Franchise Expo Paris 2014

Réconcilier les franchisés avec l’e-commerce

Dossier L’e-commerce est aujourd’hui incontournable. L’enjeu est de définir dans les contrats de façon cohérente et raisonnable la participation au site des franchisés.

Parler de site marchand à un franchisé, c’est comme parler du loup à agneau : s’il ne se fait pas manger tout cru, il risque au mieux de se faire manger la laine sur le dos ! D’où la difficulté pour les franchiseurs de faire passer l’idée à leur réseau. S’il est vrai que l’e-commerce ne cesse de monter en puissance notamment dans l’habillement et le high-tech, la faiblesse des taux de transformation – ils plafonnent à quelques pourcent sur le web – montre que l’enjeu ne se situe pas tant dans la ­performance des ventes que dans l’existence même d’un site marchand.

Pour « rester dans la course »

Car les consommateurs veulent avoir le choix, passer d’un canal à l’autre, se renseigner sur les produits, connaître les prix, voir les promos… Bref, préparer leurs achats sur le site avant de se déplacer en boutique. L’absence d’un site marchand représente donc pour toutes les enseignes le risque de se voir « ringardiser » par des concurrents plus dynamiques qui se plieront aux exigences légitimes des consommateurs et à leur appétence pour un modèle multicanal.

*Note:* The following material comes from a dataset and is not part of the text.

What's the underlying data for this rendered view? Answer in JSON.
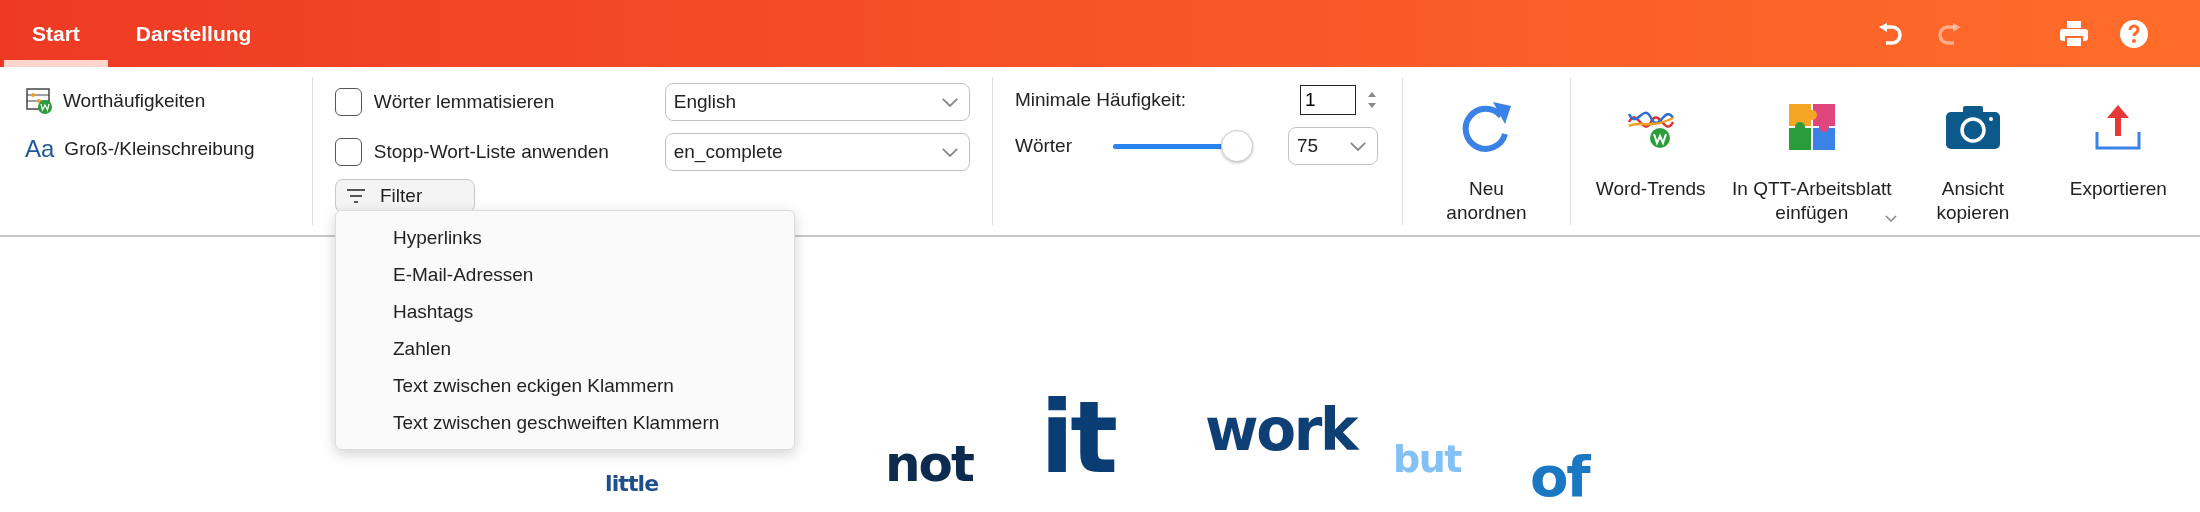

Malgré tout, de nombreux franchisés mènent encore ce combat d’arrière-garde dont les prémices remontent à 2006. C’est à cette époque qu’un premier contentieux a été porté devant les tribunaux par les franchisés d’une enseigne de fleuristes : Le Jardin des Fleurs. « La Cour de Cassation avait eu à se prononcer sur la licéité de la création par un franchiseur d’un site marchand au regard de l’exclusivité territoriale d’enseigne qu’il avait accordée à ses franchisés aux termes des contrats de franchise signés », évoque Sandrine Richard, avocat chez Simon & Associés. La réponse fut simple : l’exclusivité d’enseigne n’interdit pas la création et le développement par la tête de réseaux d’un site internet marchand. « Le franchiseur avait eu gain de cause car la clause d’exclusivité n’était pas absolue, reprend Sandrine Richard. Cela a eu pour effet de libérer les enseignes sur le sujet. Aujourd’hui elles s’attachent donc d’abord à vérifier le type d’exclusivité dans les contrats passés avec les franchisés pour voir si elles peuvent d’autorité créer un site marchand. En cas d’exclusivité absolue (le franchiseur s’interdit toute activité sur la zone du franchisé), la tête de réseau doit alors obtenir l’autorisation de ses franchisés pour lancer un site marchand. Globalement, ils sont encore très réticents car ils vivent généralement cela comme un manque à gagner. »

Devenu indispensable

Chez troc.com, le modèle de dépôt-vente et de produit unique a facilité les choses. « Les ventes qui sont réalisées sur le site tombent directement dans l’es­carcelle des franchisés », indique le PDG, Dominique Munier. Quant aux frais de gestion et de maintenance du site, ils sont ­prélevés sur le budget communication du réseau qui a également servi à financer la création du site marchand en 2006. Pour Dominique Munier, le dialogue a été essentiel au moment de la mise en place : « Nous avons créé une commission spécifique pour expliquer qu’internet était un outil d’avenir. Aujourd’hui, c’est une vitrine ouverte vingt-quatre heures sur vingt-quatre. Les clients appellent le site pour demander la réservation d’un produit afin qu’ils aient le temps d’aller le voir en boutique. Si nous annoncions maintenant la suppression du site, ce serait la révolution ! »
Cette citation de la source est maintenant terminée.